Ein grober Holzbalken, der hinterleuchtet wie ein Objekt wirkt, wird umrahmt von drei schlichten Wandschränken. „Mir war wichtig, den alten Holzbalken mit aufzunehmen“, sagt Junggesellin Magdalene Hartmann über den alten Eichenbalken aus einem Gebäude. Dazu hat sie dreiteilige, schlichte Wandmöbel arrangiert und bei den Schubladen das Thema Eichenholz wieder aufgegriffen. Gegenüber diesem Gesellenstück steht die Flötenvitrine in Kirschbaum von Sanja Aydt. Das Möbelstück gibt den Blick auf das Instrument frei und kann zugleich als Notenständer genutzt werden. Insgesamt acht Gesellenstücke sowie einige Arbeiten von Schülern der Alfons-Kern-Schule sind in der Ausstellung zu sehen.

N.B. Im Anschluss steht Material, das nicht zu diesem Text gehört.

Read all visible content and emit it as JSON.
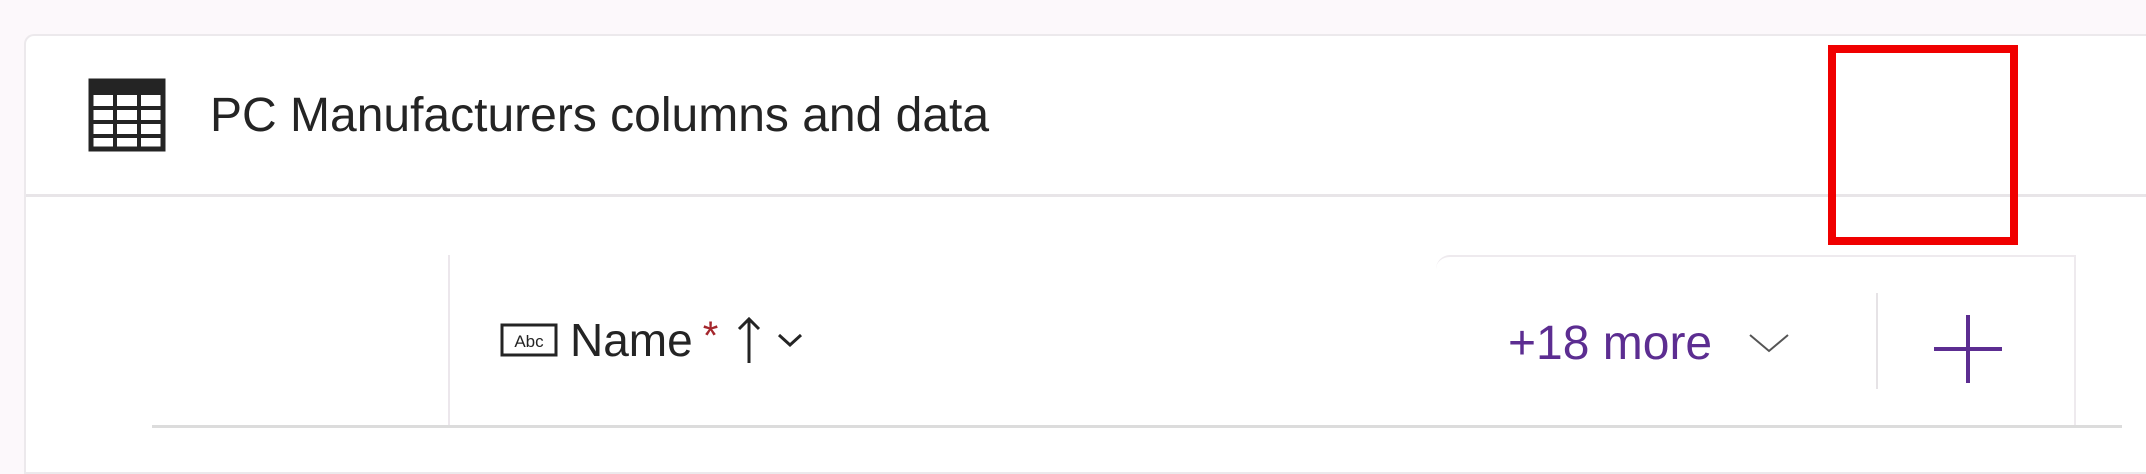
{
  "panel": {
    "title": "PC Manufacturers columns and data",
    "icon": "table-icon"
  },
  "columns": [
    {
      "name": "Name",
      "required_marker": "*",
      "type_icon": "text-abc-icon",
      "sort_icon": "sort-ascending-icon",
      "menu_icon": "chevron-down-icon"
    }
  ],
  "more_columns": {
    "label": "+18 more",
    "icon": "chevron-down-icon"
  },
  "add_column": {
    "icon": "plus-icon"
  },
  "highlight": {
    "color": "#f00000",
    "target": "add-column-button"
  },
  "colors": {
    "accent": "#5c2d91",
    "required": "#a4262c",
    "text": "#242424"
  }
}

Am Eröffnungsabend, umrahmt von filigraner Klaviermusik durch Lisa-Marie Quitschke, sind die besten Gesellenstücke mit Buchpreisen vom Regierungspräsidium Karlsruhe belohnt worden. Reinhard Engel, Obermeister der Schreiner-Innung, freut sich, mehr als 50 Besucher begrüßen zu können. „Wer heute einen Schreiner beauftragt, der möchte Individualität und handwerkliche Qualität – Wertarbeit eben, die lange hält“, sagt Kreishandwerksmeister Rolf Nagel. „Schreiner sind nicht nur Handwerker, sondern immer mehr auch wahre Künstler, die es verstehen, Traditionelles mit Modernem zu verbinden.“ In der Ausstellung macht er sowohl kreative Gesellenstücke aus, in die viele eigene Ideen eingeflossen seien und bei denen großer Wert auf Details gelegt worden sei, als auch eher schlichte Arbeiten, die sich auf das Wesentliche beschränkten und bei denen das Handwerkliche im Vordergrund stehe.

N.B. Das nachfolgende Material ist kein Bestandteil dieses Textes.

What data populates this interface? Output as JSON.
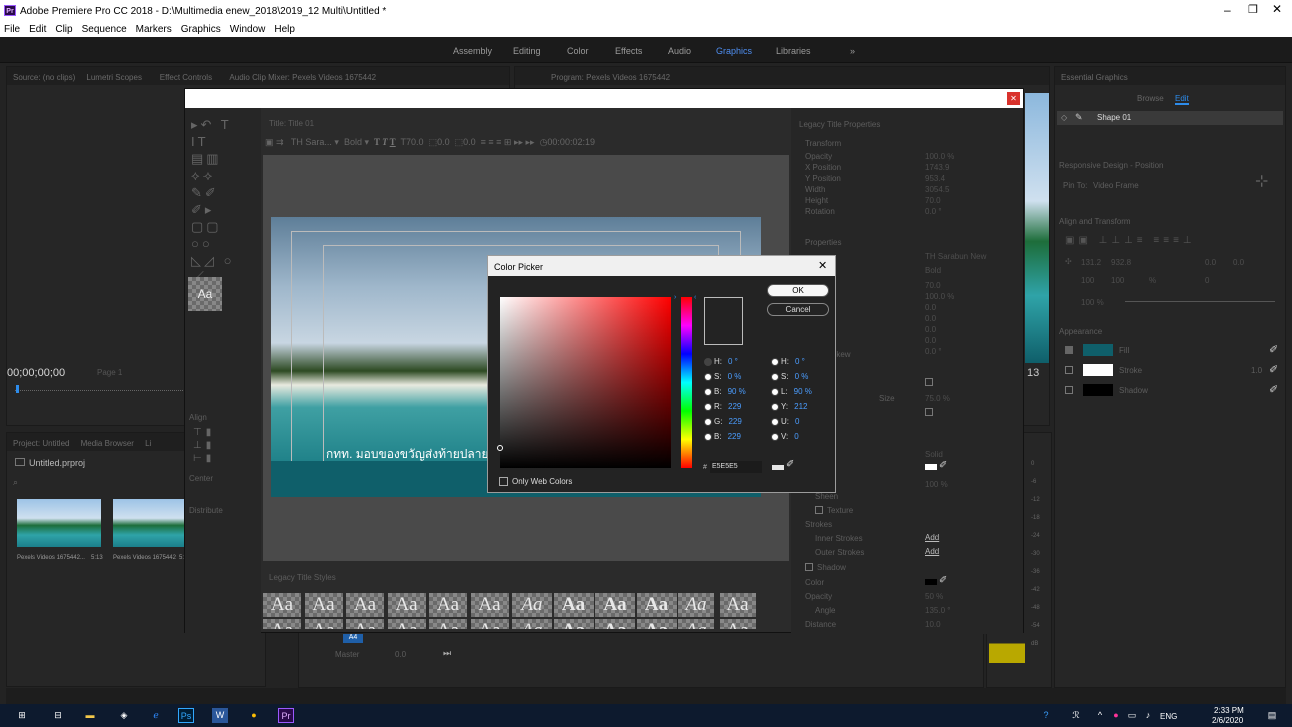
{
  "app": {
    "title": "Adobe Premiere Pro CC 2018 - D:\\Multimedia enew_2018\\2019_12 Multi\\Untitled *",
    "logo": "Pr"
  },
  "menu": [
    "File",
    "Edit",
    "Clip",
    "Sequence",
    "Markers",
    "Graphics",
    "Window",
    "Help"
  ],
  "workspaces": {
    "items": [
      "Assembly",
      "Editing",
      "Color",
      "Effects",
      "Audio",
      "Graphics",
      "Libraries"
    ],
    "active": "Graphics",
    "more": "»"
  },
  "source_panel": {
    "tabs": [
      "Source: (no clips)",
      "Lumetri Scopes",
      "Effect Controls",
      "Audio Clip Mixer: Pexels Videos 1675442"
    ],
    "timecode": "00;00;00;00",
    "page": "Page 1"
  },
  "program_panel": {
    "tab": "Program: Pexels Videos 1675442"
  },
  "project_panel": {
    "tabs": [
      "Project: Untitled",
      "Media Browser",
      "Li"
    ],
    "file": "Untitled.prproj",
    "clips": [
      {
        "name": "Pexels Videos 1675442...",
        "dur": "5:13"
      },
      {
        "name": "Pexels Videos 1675442",
        "dur": "5:1"
      }
    ]
  },
  "essential": {
    "title": "Essential Graphics",
    "tabs": [
      "Browse",
      "Edit"
    ],
    "active_tab": "Edit",
    "layer": "Shape 01",
    "responsive": "Responsive Design - Position",
    "pin_to_label": "Pin To:",
    "pin_to": "Video Frame",
    "align_transform": "Align and Transform",
    "x": "131.2",
    "y": "932.8",
    "w": "100",
    "h": "100",
    "pct": "%",
    "rot": "0.0",
    "rot2": "0.0",
    "ang": "0",
    "opacity": "100 %",
    "appearance": "Appearance",
    "fill": "Fill",
    "stroke": "Stroke",
    "stroke_w": "1.0",
    "shadow": "Shadow"
  },
  "title_dialog": {
    "title_tab": "Title: Title 01",
    "font": "TH Sara...",
    "style": "Bold",
    "size": "70.0",
    "kern": "0.0",
    "lead": "0.0",
    "timecode": "00:00:02:19",
    "thai_text": "กทท. มอบของขวัญส่งท้ายปลายปี",
    "align": "Align",
    "center": "Center",
    "distribute": "Distribute",
    "styles_tab": "Legacy Title Styles",
    "aa": "Aa"
  },
  "properties": {
    "title": "Legacy Title Properties",
    "transform": "Transform",
    "rows": [
      {
        "l": "Opacity",
        "v": "100.0 %"
      },
      {
        "l": "X Position",
        "v": "1743.9"
      },
      {
        "l": "Y Position",
        "v": "953.4"
      },
      {
        "l": "Width",
        "v": "3054.5"
      },
      {
        "l": "Height",
        "v": "70.0"
      },
      {
        "l": "Rotation",
        "v": "0.0 °"
      }
    ],
    "props": "Properties",
    "font_family": "TH Sarabun New",
    "font_style": "Bold",
    "vals": [
      "70.0",
      "100.0 %",
      "0.0",
      "0.0",
      "0.0",
      "0.0",
      "0.0 °"
    ],
    "skew": "Skew",
    "size_label": "Size",
    "size_val": "75.0 %",
    "solid": "Solid",
    "pct100": "100 %",
    "sheen": "Sheen",
    "texture": "Texture",
    "strokes": "Strokes",
    "inner": "Inner Strokes",
    "outer": "Outer Strokes",
    "add": "Add",
    "shadow": "Shadow",
    "color": "Color",
    "opacity": "Opacity",
    "opacity_v": "50 %",
    "angle": "Angle",
    "angle_v": "135.0 °",
    "distance": "Distance",
    "distance_v": "10.0"
  },
  "color_picker": {
    "title": "Color Picker",
    "ok": "OK",
    "cancel": "Cancel",
    "only_web": "Only Web Colors",
    "hex_label": "#",
    "hex": "E5E5E5",
    "hsb": [
      {
        "l": "H:",
        "v": "0 °"
      },
      {
        "l": "S:",
        "v": "0 %"
      },
      {
        "l": "B:",
        "v": "90 %"
      }
    ],
    "hsl": [
      {
        "l": "H:",
        "v": "0 °"
      },
      {
        "l": "S:",
        "v": "0 %"
      },
      {
        "l": "L:",
        "v": "90 %"
      }
    ],
    "rgb": [
      {
        "l": "R:",
        "v": "229"
      },
      {
        "l": "G:",
        "v": "229"
      },
      {
        "l": "B:",
        "v": "229"
      }
    ],
    "yuv": [
      {
        "l": "Y:",
        "v": "212"
      },
      {
        "l": "U:",
        "v": "0"
      },
      {
        "l": "V:",
        "v": "0"
      }
    ],
    "swatch": "#e5e5e5"
  },
  "timeline": {
    "a4": "A4",
    "master": "Master",
    "master_v": "0.0",
    "frame": "13"
  },
  "meter_ticks": [
    "0",
    "-6",
    "-12",
    "-18",
    "-24",
    "-30",
    "-36",
    "-42",
    "-48",
    "-54",
    "dB"
  ],
  "taskbar": {
    "time": "2:33 PM",
    "date": "2/6/2020",
    "lang": "ENG"
  },
  "colors": {
    "accent": "#2d8ceb",
    "teal": "#0f5f6a",
    "close": "#d9322c"
  }
}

Hohe Qualität der Ausbildung

„Alle haben eines gemeinsam: Sie dokumentieren den Abschluss einer dreijährigen Ausbildung“, so Nagel. „Damit wird auch in der Öffentlichkeit die Qualität der Ausbildung deutlich“, sagt Ulrich Jäger, Leiter der Alfons-Kern-Schule. „Die Objekte zeigen, dass sich unsere Auszubildenden in ihrer Kreativität voll ins Zeug gelegt haben.“ Werner Lerch, Leiter des Ausstellungsbereichs, begrüßt die Gäste im Namen des Regierungspräsidiums, bevor er die Buchpreise aushändigt. Sanja Aydt, die bei Felix Beigel in Wurmberg in die Lehre gegangen ist und Finn-Jacob Schmidt, der bei Ulrich Burkhardt in Schömberg gelernt hat, bekommen den Preis für „Gute Form“ überreicht. Für die Bewertung der Gesellenstücke mit der Bestnote 1,3 wird sowohl Sanja Aydt als auch Magdalene Hartmann, die bei A. Eberwein in Wiernsheim gelernt hat, ausgezeichnet.

Die Ausstellung ist bis zum 24. September während der Öffnungszeiten im Haus des Handwerks, Wilferdinger Straße 6, zu sehen. Montag bis Donnerstag von 10 bis 17 Uhr, Freitag von 10 bis 16 Uhr und Samstag von 10 bis 14 Uhr.